Just 63 hours after Dennis Franchione stepped down, Texas A&M athletic director Bill Byrne gave a big thumbs-up to Mike Sherman, bringing the former Aggie assistant back into the fold as A&M’s new head football coach Monday.
“I feel like I’ve come home to a special place,” Sherman said. “You have no idea how much I look forward to this challenge.”
A&M gave Sherman a seven-year contract paying $1.8 million per year.
Byrne said that Sherman requested that he not be paid the $2 million-plus that Franchione was making. “He said, ‘I would rather take less and go out and hire the best coordinators and coaches,’ ” Byrne said.

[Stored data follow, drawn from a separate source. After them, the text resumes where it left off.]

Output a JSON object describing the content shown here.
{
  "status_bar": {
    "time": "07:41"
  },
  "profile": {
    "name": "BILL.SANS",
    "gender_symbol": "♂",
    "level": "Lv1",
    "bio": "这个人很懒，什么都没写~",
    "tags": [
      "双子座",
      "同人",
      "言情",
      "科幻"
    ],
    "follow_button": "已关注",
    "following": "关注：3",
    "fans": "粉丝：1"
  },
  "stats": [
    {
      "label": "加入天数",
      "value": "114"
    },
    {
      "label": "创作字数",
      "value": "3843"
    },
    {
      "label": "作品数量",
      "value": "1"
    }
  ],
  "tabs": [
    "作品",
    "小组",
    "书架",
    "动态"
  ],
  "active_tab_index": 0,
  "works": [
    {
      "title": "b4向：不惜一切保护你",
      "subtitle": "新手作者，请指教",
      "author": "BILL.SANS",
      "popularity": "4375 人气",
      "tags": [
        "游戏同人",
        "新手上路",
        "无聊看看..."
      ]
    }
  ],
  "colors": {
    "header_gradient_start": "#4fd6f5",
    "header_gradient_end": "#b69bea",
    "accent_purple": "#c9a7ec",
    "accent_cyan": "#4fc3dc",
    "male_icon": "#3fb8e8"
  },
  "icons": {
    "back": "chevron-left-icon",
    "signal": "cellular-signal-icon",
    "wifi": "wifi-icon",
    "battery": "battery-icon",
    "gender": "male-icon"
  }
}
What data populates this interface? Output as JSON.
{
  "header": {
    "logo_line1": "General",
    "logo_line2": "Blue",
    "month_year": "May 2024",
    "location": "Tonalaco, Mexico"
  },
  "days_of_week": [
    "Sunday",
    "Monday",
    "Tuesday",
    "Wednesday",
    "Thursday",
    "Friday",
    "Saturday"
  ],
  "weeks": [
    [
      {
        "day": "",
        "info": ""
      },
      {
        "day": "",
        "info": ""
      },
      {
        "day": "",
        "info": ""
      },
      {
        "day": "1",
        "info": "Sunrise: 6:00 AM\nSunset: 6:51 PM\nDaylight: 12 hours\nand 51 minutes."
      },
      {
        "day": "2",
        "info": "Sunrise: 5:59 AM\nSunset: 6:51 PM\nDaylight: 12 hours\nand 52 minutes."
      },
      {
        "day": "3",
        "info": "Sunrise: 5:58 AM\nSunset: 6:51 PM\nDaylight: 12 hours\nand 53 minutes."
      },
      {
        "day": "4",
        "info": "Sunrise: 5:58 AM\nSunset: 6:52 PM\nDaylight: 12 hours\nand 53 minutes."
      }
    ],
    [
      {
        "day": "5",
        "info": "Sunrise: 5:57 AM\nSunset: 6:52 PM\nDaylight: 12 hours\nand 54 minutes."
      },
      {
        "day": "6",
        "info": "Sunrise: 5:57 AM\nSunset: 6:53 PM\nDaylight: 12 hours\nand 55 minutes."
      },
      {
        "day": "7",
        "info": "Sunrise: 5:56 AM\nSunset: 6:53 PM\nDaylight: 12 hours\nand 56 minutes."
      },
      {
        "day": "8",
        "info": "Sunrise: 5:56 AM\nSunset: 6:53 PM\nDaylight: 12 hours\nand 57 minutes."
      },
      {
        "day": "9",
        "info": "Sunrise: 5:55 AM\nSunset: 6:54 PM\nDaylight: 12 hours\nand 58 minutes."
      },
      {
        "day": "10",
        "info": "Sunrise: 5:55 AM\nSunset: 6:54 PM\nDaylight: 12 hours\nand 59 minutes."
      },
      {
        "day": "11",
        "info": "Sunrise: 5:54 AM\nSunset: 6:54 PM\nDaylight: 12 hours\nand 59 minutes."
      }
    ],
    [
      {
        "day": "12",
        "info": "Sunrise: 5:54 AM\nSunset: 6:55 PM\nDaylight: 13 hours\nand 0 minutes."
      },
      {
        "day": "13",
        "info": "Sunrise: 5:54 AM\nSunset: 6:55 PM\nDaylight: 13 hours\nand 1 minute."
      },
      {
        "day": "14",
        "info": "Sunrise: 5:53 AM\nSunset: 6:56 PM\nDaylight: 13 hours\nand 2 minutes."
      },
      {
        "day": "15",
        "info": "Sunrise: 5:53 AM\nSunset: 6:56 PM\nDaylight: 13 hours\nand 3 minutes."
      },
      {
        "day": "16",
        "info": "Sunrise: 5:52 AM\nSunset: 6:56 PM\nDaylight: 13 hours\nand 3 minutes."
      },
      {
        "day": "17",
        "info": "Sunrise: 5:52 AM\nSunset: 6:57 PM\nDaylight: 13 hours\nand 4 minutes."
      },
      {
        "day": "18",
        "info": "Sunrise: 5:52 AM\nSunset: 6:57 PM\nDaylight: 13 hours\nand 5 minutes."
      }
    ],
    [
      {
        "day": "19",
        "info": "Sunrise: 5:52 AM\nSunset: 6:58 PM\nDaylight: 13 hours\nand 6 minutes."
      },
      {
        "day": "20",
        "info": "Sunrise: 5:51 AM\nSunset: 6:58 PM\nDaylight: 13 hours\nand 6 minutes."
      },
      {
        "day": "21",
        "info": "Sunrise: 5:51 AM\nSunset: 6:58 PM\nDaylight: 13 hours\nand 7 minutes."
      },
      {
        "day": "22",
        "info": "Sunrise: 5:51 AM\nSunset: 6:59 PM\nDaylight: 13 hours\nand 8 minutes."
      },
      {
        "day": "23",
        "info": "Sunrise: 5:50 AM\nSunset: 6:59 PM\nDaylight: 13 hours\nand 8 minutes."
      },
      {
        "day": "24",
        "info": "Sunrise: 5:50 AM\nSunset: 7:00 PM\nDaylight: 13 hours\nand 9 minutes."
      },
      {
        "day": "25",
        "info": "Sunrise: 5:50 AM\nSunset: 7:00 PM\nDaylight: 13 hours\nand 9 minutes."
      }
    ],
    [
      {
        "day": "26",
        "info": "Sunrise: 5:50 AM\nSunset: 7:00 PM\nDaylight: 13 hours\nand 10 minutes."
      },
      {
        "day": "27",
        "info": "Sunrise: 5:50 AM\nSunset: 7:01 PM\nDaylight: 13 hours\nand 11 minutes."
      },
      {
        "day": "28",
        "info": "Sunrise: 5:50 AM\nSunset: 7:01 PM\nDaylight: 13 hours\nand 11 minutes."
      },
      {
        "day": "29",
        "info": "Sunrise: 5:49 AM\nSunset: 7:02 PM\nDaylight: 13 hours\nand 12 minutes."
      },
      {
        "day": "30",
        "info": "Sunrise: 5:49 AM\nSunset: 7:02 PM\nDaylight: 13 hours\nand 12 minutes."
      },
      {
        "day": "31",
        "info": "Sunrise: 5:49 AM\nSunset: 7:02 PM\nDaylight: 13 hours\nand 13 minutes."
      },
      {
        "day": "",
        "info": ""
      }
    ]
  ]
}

The 52-year-old Sherman, a Massachusetts native and product of Central Connecticut State, is former head coach of the NFL’s Green Bay Packers (2000 to 2005). Most recently, he has served as offensive coordinator for the Houston Texans, a job that brought him back to the shadow of A&M. Sherman had spent two stints in Aggieland as the Aggies’ offensive line coach from 1989-93 and 1995-96.
“I believe in everything about this university, from the ‘Hullabaloo caneck, caneck’ to Muster,” Sherman said.
He compared the fans at Texas A&M to those at Green Bay. “You want the Aggies to be happy, just as in Green Bay you wanted to make the Cheeseheads happy,” Sherman said.
He called Texas A&M a “sleeping giant.”
“We have only an expectation of winning the national championship,” Sherman said. “Bill has expressed to me that is one of his dreams and it’s one of mine.”
Sherman said he will fulfill his contractual obligations to the Texans and will finish the season with the NFL team. But he said he would also begin his work at Texas A&M, saying he planned to start calling recruits after Monday’s press conference.
He said he has not contacted or hired anyone yet for his staff, given how quickly he was hired at A&M.
Gary Darnell, the defensive coordinator under Franchione, will serve as interim coach for the Aggies’ bowl game.
Sherman said he was contacted after Friday’s A&M victory over Texas and got the word that he had the job after the Texans’ loss at Cleveland on Sunday.
Byrne was asked about his vow Friday night to conduct a “national search” — a search that ended less than three days later with a coach working nearby in Houston. Byrne answered that he keeps up with coaches nationwide, continually updating a mental list of people he might like to hire. He said former Aggie players and others had called to recommend Sherman.
Byrne said that Sherman was the only coach to be interviewed for the job, although he had evaluated other coaches “in case Mike and I didn’t get along. … Mike was our top choice.”
And Sherman joked that, technically, the search did go beyond the state’s borders, saying, “I was in Cleveland yesterday.”
Sherman declined to offer specifics on what type of schemes he will run at A&M, saying those decisions would be based on the strengths of the players.
“I want to be aggressive on both sides of the ball. Let me leave it at that,” Sherman said, adding, “We will have an offense and a defense.”